# Schwinn Chainring Rule of Thumb?



## Tikibar (Jun 14, 2017)

I've seen at least 3 different types of chainrings used on Schwinn prewar and postwar 26" balloon tire bicycles. I'll call these chainrings the Sweetheart style, Phantom style and Clover leaf style. For instance these pictured below are similar bikes, but have different chainrings.

Do motobike frames always use a Sweetheart chainring? Do autocycles always use Phantom style? When is the Clover leaf style chainring used?

Are there any rules of thumb as to which models or frames used which chainrings?

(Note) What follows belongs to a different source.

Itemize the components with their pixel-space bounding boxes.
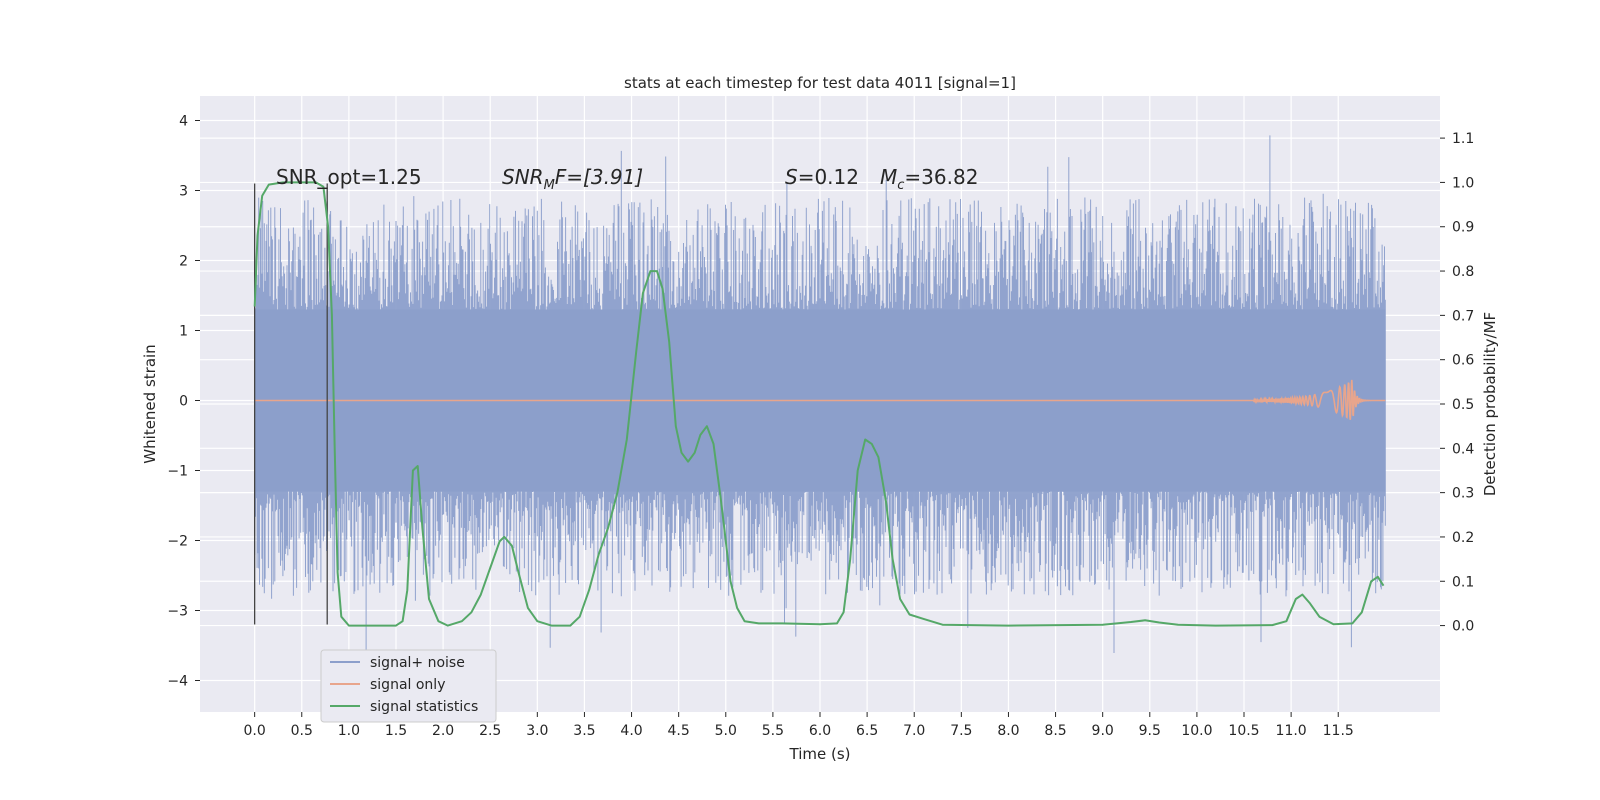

Thanks in advance for any input

_(my apologies if any of these are your photo, I found them on the Internet to illustrate the different types of Schwinn chainrings)_


----------



## rollfaster (Jun 14, 2017)

Sweetheart skiptooth used on many models( Hornet, Dx etc) until 1954. Phantom style sprocket 1/2" used on postwar ( autocycle, phantom, some hornets etc.) and the cloverleaf used on phantom 1955 and after, many balloon models, middle and lightweights for many more years.


----------



## tripple3 (Jun 14, 2017)

there's 2 styles "Phantom" ring the 1 posted initially is pre war
more metal left on the post war style


----------



## rollfaster (Jun 14, 2017)

Good point Mark, I'm now seeing the first bike is prewar, autocycle, Mead 1/2". The deluxe 1/2" "Phantom postwar was used up until about 56.


----------



## Freqman1 (Jun 14, 2017)

_Generally_ speaking pre-war the Autocycle ring (the very first pic you show of the '41 straight bar Autocycle) was used on the deluxe bikes, sweetheart on lower level bikes, and cloverleaf on girls bikes although there are exceptions. Post war gets a lot more muddled and you probably need to refer to the year/model for correct ring. For instance both the Phantom and 1/2" cloverleaf were used on Phantoms depending on the year and/or how they were equipped. V/r Shawn


----------



## Tikibar (Jun 15, 2017)

Thanks for the inputs. The motobikes I've seen have been skiptooth Sweetheart. I looked at a lot of Sweetheart sprockets, both prewar and postwar, and have not seen any differences in the Sweetheart chainrings made by Schwinn.


----------



## mrg (Jun 15, 2017)

I know the inch pitch cloverleaf came on earlier girls bikes but was told it was an option on heavy duty bikes bikes like Whizzers, wasps & Cycletrucks 

My 55 spitfire that my cousin bought new (in the city) came with 1/2 cloverleaf but the 1955 catalog has it with a bigger Phantom style. I was wondering if some things were regional thing, maybe city vs open country?, I know they put smaller ones on Whizzers, CT and some Wasps (paperbboy, delivery) to make it easier to peddle with the extra weight.


----------



## Adamtinkerer (Jun 16, 2017)

My '54 Wasp has the phantom ring, seen catalog pics '54-5 with them on several different models.


----------



## barneyguey (Jun 26, 2017)

I know in Cities with lots of hills like Seattle, San Francisco Etc. they put the smaller sprocket on them for climbing hills. Barry


----------



## barneyguey (Jun 26, 2017)

The Sweetheart was maybe the most common one they used before the War. I've seen it on all models of Men's Schwinn's.


----------